“With” versus “from”

One of the puzzling things about Covid-19 has been filtering through the reporting of various reports -economic, medical, political, etc.- trying to get a proper understanding of what the risks really are. But even evaluating the actual medical risks based on reported death rates has been nearly impossible to make sense of until I came across an article that reminded me of a common complicating factor in understanding gun/murder stats.

It’s been well-known in the gun-rights community for a long time that it is not always possible to directly compare different nation’s crime stats because they use different definitions even for seemingly “obvious” things like murder. If a bobby in the UK finds a bullet-riddled body in an alley, covered in gang tattoos under spray-painted graffiti that reads “die, snitch!” it’s doesn’t get recorded as a murder, merely a death, until they have a conviction of the perpetrator of the crime. In America the police would mark it down as a murder even if they never ID the body. The UK clears less than half their murders, so their murder rate by American statistical definitions is more than twice the officially poblished Home Office numbers. They record fatalities the way they do for domestic political purposes. As a second example: if a man kills his wife and two children, then himself, in Japan it would be recorded as four suicides, in the US it would be recorded as three murders and one suicide. That is part of the reason for their much higher suicide rate in official stats.

Similarly, in the medical community, the insurance company has “codes” for diagnoses and procedures, and how something gets recorded dictates who pays and how much. When a person has many complications, sorting out causation from mere coincidence can be difficult, and often leaves room for reasonable disagreement. If an elderly  person dies, and they have serious heart disease, normally uses an inhaler because they sufferer from seasonal allergies and mild asthma, are receiving treatment from emphysema, take a list of medications as long as your arm for various things, and died with Covid-19 in their system, symptoms of sepsis, viral pneumonia, bacterial pneumonia, and bronchitis, did they die BECAUSE of Covid-19, or merely WITH Covid-19 as a complicating but possibly very minor contributing factor?

Currently, in Italy, anyone who test positive for Covid19 and dies is said to have died FROM it. Other nations are not. In fact, in China, it appears if there exists any other complicating factor, then that other complicating factor is declared the cause of death; that’s how they can claim they have no new deaths from it. The “reality” for both is likely somewhere in between these two extremes.

Different nations and medical systems will have different incentives to do it different ways. If, for example, a US insurance company knows they’ll be compensated by the federal government for Covid-19 related expenses, they will be HIGHLY motivated to code it that way. If, on the other hand, there is no compensation and they pay out a lower rate based on some other diagnosis like “lung disease” (I’m not a medical insurance professional, so I do not know what specific sort of things might be use, but you get the idea), then they might be more motivated to code it that way in a complicated case such as the one given above. In China, because of a cigarette consumption about twice the per capita rate of America, horrendously polluted air and water, a government-run healthcare system designed around efficiency rather than care quality, and a political preference for narrative-building rather than truth, will almost always have a much higher death rate than the US from such a disease, regardless of what the official stats show.

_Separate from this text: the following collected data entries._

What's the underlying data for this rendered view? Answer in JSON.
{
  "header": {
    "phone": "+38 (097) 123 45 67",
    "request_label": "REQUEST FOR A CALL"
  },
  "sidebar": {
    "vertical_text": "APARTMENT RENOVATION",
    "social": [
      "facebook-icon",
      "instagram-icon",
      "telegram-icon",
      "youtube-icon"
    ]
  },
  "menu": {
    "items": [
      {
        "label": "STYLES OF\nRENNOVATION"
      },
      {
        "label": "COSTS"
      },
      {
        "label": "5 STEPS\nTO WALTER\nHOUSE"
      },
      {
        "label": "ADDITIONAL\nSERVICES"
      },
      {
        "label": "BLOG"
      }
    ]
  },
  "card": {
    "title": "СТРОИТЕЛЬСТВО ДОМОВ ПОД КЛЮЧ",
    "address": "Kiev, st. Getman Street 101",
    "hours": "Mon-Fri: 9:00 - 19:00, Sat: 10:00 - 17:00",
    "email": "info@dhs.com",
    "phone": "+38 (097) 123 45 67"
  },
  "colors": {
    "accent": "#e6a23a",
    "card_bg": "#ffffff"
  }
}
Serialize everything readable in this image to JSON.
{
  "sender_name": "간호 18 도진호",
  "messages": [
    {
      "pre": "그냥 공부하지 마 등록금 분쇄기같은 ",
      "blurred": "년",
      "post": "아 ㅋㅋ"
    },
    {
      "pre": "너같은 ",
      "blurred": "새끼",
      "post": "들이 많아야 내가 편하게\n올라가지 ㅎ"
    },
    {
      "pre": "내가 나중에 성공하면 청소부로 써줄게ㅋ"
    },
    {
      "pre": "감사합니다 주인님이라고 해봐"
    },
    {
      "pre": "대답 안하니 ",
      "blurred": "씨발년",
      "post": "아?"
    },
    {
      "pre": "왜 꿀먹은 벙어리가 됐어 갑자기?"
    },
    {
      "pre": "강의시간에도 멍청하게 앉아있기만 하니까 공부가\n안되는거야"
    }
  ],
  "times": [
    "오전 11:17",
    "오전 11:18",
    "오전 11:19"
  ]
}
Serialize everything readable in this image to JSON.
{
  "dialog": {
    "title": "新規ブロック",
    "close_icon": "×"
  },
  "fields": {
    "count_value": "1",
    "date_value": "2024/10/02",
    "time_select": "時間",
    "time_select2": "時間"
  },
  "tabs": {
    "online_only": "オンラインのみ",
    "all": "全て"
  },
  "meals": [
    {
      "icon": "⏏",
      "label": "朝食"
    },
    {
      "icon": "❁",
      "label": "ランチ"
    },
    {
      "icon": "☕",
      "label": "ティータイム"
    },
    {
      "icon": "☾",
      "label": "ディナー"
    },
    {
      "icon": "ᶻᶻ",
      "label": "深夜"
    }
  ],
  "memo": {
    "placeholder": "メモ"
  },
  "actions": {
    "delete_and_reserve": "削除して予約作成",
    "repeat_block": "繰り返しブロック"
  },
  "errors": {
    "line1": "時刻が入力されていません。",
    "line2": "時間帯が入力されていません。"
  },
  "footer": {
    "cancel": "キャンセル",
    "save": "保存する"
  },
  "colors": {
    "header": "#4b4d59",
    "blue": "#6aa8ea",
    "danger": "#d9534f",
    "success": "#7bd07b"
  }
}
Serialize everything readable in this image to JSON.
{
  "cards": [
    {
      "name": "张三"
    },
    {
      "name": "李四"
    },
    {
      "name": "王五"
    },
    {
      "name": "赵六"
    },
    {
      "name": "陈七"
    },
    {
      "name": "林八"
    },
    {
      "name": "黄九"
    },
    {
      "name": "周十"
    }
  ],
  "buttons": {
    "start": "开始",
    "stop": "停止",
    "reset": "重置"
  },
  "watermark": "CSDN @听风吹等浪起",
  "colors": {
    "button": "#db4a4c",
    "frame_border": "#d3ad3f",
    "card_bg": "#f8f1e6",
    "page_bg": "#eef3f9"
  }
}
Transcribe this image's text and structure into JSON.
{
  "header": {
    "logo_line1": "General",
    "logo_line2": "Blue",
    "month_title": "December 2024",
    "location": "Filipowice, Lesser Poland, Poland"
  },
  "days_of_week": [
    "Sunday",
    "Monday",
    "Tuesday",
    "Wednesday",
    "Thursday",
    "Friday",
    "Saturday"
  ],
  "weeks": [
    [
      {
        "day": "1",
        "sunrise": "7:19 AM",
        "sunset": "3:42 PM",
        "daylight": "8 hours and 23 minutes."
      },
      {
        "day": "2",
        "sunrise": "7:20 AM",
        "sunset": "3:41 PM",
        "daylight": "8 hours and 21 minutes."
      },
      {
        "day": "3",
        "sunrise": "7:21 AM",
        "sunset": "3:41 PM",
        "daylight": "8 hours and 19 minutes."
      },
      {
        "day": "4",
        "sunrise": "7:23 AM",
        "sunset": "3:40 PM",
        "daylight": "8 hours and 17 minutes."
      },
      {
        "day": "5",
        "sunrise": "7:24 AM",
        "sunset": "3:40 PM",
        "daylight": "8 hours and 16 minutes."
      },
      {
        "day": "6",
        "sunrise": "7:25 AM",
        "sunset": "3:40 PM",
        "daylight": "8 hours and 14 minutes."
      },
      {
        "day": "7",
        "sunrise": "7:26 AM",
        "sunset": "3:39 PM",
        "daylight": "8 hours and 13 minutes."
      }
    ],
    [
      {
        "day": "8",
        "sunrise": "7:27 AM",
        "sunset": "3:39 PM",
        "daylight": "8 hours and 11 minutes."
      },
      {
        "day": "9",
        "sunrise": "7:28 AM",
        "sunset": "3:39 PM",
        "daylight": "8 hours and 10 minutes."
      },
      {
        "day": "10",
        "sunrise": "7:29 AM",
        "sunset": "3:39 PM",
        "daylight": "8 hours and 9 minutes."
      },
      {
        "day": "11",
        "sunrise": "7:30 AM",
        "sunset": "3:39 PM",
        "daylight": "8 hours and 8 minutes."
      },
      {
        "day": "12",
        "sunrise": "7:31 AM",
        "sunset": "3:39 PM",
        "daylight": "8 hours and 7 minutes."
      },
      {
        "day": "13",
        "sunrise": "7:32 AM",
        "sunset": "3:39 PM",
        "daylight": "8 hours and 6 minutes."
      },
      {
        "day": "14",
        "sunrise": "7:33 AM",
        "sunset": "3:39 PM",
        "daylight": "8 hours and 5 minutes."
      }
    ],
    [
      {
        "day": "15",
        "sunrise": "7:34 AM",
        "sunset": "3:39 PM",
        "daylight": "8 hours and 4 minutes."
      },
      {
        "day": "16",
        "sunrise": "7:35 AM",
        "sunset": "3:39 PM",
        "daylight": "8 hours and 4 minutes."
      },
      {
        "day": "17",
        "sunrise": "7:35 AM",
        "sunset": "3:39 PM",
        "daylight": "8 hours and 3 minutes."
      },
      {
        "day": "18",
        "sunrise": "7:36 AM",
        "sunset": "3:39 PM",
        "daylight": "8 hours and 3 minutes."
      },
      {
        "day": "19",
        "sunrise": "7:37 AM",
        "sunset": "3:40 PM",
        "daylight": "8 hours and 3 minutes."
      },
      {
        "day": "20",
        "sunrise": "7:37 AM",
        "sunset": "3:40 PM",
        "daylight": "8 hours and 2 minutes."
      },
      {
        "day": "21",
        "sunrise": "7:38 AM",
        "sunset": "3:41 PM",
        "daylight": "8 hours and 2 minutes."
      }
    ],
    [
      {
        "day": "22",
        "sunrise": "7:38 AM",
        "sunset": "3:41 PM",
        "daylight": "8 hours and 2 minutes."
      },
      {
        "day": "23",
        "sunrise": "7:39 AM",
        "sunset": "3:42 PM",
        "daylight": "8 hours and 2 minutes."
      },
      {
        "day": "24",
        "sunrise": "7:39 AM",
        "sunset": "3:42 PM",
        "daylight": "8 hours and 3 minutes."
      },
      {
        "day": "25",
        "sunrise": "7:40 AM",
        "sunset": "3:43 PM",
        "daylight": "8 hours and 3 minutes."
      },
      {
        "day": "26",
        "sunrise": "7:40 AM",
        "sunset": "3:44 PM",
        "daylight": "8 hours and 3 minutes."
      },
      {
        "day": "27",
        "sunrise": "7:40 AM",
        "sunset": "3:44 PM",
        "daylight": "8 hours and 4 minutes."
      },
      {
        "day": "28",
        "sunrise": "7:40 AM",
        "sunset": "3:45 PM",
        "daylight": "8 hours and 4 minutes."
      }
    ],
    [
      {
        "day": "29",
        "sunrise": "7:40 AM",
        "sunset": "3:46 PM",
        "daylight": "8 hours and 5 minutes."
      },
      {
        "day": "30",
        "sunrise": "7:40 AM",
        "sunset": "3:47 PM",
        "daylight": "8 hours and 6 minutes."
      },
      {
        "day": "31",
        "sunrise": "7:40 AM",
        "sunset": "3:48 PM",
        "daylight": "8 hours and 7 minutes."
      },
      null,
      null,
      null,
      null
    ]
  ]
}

Clearly, based on how the Chinese reacted, and on how many world leaders who have gotten it have die, when it turns into the more serious/complicated form it is a disease to be reckoned with. But considering how many people appear to be asymptomatic, any how many who have no underlying morbidity factors only have mild cases, I’m coming down more on the side of “be cautious, particularly if you have the underlying risk factors like age, being a smoker or having diabetes, but don’t freak out.”

So why the full-court press and shut-downs and hysterical over-reactions? Politics, of course. The Dems know that with a roaring economy and promises delivered they have no chance of beating Trump. Their only hope is to crash the economy and spin the FedGov response as a failure that they can hang on Trumps head. Note it’s mostly Democrat-run states that are going overboard with shutdowns and panic-talk. Meanwhile, the Media-Democrat complex will spin a narrative of the great Democrat governor response (looks like Cuomo for the brokered Dem convention this year, and WA state’s Jay Inslee is obviously angling for 2024), and all the BOLD steps they took because they’d been abandon by the incompetent Trump administration.

But Trump is the king of making lemonade from an unexpected delivery of lemons. I have a few ideas how he might use the Covid-19 panic to not just mitigate, but upend the Dem attacks completely. More on those thoughts, perhaps, later.